Rusya ile işlerin düzelmesi de çare olmayacak. Çünkü Rus turistlerin tatillerini geçirdikleri yer Türkiye’nin güney sahilleri. Şehir otelleri için ise çok fazla bir etkisi olmuyor. Bu otellerin asıl müşterisi kongre turizmine gelenlerin ardından özellikle Avrupalı, ABD'li ve Uzakdoğulu turistler. Bu turistler İstanbul’a inseler de daha sonra kültür turizmi kapsamında Kapadokya, Şanlıurfa, Nemrut Dağı gibi bölgeleri de ziyaret ediyor.
İlk büyük çaplı terör saldırılarının ardından uluslararası bir ajansla imaj düzeltme, kötü etkileri silme adına görüşmeler yapılmış. Bunun turizmi kurtaracağı düşünülse de gerekli bütçe bulunamadığı için ajans ile anlaşma sağlanamamış. Anlaşmanın o dönemde sağlanması için Türkiye’nin ödemesi gereken para ise sadece 4 milyon dolarmış. Aynı ajans ile görüşmeler hala devam ediyor.
Turizm sektörü temsilcileri bugün gerekli adımların atılmaya başlaması halinde işlerin en iyi ihtimalle 1.5 yıl sonra düzeleceğini kaydediyorlar.
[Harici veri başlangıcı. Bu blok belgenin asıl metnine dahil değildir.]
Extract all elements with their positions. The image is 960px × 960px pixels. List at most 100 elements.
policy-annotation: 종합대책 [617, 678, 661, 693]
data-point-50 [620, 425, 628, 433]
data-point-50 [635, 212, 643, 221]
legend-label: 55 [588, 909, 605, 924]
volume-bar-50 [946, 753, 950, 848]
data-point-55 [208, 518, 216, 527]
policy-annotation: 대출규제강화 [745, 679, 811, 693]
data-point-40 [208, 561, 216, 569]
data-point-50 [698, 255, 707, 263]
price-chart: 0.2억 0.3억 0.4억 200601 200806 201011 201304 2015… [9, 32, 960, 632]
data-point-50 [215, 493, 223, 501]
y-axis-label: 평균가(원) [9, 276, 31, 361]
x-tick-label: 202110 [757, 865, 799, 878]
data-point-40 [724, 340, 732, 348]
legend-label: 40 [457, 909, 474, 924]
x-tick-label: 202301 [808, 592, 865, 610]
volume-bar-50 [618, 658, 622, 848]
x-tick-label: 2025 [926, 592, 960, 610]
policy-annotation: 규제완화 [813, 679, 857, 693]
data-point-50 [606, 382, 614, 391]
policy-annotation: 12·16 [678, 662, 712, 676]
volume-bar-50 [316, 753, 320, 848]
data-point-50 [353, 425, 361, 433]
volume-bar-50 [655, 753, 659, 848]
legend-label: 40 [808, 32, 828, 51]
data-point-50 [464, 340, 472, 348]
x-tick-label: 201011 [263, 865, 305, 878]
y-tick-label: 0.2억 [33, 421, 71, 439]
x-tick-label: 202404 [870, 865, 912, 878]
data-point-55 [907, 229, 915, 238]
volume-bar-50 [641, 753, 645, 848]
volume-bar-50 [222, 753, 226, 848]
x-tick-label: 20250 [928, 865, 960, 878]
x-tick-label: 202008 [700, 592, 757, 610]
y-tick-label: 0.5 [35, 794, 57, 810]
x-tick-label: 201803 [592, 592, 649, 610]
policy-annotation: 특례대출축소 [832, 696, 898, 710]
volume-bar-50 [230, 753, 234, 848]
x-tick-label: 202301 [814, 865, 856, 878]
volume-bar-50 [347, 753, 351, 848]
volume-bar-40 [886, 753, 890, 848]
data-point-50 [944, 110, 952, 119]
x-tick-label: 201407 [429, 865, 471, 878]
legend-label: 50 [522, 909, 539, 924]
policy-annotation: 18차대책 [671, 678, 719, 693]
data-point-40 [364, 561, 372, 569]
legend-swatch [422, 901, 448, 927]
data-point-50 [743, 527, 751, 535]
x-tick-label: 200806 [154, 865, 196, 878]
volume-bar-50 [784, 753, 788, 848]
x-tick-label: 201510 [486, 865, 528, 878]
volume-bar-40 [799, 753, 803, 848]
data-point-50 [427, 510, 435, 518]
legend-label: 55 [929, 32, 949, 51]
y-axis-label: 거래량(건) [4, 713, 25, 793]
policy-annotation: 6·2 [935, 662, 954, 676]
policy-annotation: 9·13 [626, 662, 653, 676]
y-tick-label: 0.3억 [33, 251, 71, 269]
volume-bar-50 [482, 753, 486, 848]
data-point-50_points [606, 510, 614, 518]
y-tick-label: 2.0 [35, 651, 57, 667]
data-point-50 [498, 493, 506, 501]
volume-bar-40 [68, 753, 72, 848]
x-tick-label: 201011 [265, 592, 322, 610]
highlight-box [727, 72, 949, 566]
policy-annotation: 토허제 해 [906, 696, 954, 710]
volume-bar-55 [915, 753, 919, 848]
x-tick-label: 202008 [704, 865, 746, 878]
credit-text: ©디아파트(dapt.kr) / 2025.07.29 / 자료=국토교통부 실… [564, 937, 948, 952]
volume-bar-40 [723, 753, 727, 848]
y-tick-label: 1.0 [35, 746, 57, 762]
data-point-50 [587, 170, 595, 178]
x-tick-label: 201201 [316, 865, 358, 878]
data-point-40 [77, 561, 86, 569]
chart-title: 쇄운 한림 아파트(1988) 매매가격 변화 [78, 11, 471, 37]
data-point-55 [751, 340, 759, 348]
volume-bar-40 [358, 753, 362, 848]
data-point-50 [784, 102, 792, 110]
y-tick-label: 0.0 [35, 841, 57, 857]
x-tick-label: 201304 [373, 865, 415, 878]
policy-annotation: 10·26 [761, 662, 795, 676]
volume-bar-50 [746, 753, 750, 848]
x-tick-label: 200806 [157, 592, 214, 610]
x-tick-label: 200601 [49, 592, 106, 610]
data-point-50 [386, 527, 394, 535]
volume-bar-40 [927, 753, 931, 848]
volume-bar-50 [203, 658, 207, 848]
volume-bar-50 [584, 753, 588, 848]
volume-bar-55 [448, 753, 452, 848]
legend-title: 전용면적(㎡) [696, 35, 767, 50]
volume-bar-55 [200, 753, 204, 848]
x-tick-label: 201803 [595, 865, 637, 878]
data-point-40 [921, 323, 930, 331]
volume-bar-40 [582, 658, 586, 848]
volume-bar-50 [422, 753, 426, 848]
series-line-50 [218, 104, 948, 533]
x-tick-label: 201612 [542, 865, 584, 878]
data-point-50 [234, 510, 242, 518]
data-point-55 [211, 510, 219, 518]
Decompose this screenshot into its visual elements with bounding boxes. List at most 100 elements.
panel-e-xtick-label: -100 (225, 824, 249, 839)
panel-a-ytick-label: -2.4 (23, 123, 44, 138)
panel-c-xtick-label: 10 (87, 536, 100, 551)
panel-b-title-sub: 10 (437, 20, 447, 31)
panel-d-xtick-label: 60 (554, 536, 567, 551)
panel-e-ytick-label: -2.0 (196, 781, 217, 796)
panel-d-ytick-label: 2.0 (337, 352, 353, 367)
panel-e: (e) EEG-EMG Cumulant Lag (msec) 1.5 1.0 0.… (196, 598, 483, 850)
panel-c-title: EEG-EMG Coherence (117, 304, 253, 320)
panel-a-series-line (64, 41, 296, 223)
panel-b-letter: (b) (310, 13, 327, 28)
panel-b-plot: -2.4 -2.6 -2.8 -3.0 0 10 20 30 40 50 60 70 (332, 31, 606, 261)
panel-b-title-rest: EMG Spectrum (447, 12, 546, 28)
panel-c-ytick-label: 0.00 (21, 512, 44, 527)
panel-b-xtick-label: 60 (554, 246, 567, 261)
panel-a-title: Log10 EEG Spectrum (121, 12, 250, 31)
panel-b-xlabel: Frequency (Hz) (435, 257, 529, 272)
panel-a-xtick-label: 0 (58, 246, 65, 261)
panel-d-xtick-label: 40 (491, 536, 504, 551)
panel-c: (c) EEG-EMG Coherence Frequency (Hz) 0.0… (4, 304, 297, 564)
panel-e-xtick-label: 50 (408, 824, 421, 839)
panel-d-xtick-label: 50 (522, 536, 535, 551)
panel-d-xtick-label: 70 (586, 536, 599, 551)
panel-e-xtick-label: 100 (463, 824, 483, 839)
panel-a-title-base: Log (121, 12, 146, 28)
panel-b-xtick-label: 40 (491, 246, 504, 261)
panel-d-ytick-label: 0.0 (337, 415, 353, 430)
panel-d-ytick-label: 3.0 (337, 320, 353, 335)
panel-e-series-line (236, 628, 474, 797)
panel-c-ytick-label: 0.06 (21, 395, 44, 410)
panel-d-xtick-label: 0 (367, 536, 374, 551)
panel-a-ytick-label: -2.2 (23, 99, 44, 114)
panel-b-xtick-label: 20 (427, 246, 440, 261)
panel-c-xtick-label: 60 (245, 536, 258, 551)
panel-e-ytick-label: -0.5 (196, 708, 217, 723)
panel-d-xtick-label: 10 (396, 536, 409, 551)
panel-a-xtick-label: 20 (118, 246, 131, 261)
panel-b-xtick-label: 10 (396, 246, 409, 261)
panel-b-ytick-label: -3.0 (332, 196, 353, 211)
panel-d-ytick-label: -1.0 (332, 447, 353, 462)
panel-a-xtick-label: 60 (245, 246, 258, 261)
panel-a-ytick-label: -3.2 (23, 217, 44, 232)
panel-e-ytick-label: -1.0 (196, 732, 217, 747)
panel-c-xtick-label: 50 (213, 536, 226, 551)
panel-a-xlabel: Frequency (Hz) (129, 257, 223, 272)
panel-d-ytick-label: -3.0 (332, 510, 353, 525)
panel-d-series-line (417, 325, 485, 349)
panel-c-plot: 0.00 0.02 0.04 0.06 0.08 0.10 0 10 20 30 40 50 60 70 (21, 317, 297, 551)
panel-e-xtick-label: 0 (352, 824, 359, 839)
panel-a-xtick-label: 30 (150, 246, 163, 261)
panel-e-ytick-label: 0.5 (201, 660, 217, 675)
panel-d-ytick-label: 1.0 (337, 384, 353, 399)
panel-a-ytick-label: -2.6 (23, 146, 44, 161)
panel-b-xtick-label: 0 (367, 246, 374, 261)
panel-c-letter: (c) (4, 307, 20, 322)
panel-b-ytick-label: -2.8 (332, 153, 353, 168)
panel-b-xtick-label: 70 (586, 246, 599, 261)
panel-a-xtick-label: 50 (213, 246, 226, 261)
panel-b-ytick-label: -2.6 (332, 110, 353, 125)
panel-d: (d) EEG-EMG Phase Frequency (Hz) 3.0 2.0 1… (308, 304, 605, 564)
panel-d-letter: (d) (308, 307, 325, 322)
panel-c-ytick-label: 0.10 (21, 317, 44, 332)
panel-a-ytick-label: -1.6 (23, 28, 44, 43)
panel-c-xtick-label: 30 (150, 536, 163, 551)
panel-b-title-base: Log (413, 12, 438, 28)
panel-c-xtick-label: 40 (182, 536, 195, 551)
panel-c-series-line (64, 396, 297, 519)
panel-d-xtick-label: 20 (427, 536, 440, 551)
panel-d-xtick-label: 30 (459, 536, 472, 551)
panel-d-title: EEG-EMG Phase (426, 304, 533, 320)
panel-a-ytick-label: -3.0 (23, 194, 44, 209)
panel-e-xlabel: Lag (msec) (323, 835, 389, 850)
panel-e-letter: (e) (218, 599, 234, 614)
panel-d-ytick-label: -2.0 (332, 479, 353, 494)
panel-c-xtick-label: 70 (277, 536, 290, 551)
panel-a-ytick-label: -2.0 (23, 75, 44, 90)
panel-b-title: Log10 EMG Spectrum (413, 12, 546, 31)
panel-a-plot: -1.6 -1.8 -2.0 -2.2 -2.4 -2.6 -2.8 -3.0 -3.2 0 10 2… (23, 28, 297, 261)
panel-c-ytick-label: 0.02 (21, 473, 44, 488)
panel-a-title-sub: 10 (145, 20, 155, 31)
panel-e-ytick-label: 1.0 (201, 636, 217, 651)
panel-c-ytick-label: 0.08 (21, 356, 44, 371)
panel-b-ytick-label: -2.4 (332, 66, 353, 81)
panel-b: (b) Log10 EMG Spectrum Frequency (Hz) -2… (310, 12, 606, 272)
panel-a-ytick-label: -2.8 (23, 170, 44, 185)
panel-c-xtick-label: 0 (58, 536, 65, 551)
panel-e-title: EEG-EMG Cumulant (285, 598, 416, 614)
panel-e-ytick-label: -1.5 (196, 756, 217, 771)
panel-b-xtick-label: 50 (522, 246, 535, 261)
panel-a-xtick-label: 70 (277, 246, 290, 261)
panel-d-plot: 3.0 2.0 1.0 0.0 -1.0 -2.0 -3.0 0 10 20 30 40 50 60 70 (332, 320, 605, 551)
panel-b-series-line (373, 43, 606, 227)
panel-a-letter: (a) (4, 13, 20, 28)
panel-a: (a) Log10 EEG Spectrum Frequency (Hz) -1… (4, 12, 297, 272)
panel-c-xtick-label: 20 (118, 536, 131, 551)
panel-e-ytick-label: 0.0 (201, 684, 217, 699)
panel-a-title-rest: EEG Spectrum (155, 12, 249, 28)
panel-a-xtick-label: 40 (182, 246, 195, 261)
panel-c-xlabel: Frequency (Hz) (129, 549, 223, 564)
Turizmciler uluslararası şirketlerlerle anlaşılıp, uluslararası algı yönetimi yapılması halinde işlerin düzelebileceğine dikkat çekiyorlar. Turizmciler için 2012 en son iyi yıl olurken, bugün için asıl tehlikelerinden biri de ortalama oda fiyatlarındaki düşüş. Geçen yıllarda 180- 190 eurolarda olan ortalama oda fiyatları, bu yıl bazı yerlerde 45- 50 eurolara kadar düşüyor.
Sektörü kurtarmak için atılması gereken adımlar
1- Konaklama sektörü çalışanlarına ilişkin olarak başta “Kısa Çalışma” seçeneği olmak üzere esnek çalışma modeli en kısa süre içinde hayata geçirilmeli.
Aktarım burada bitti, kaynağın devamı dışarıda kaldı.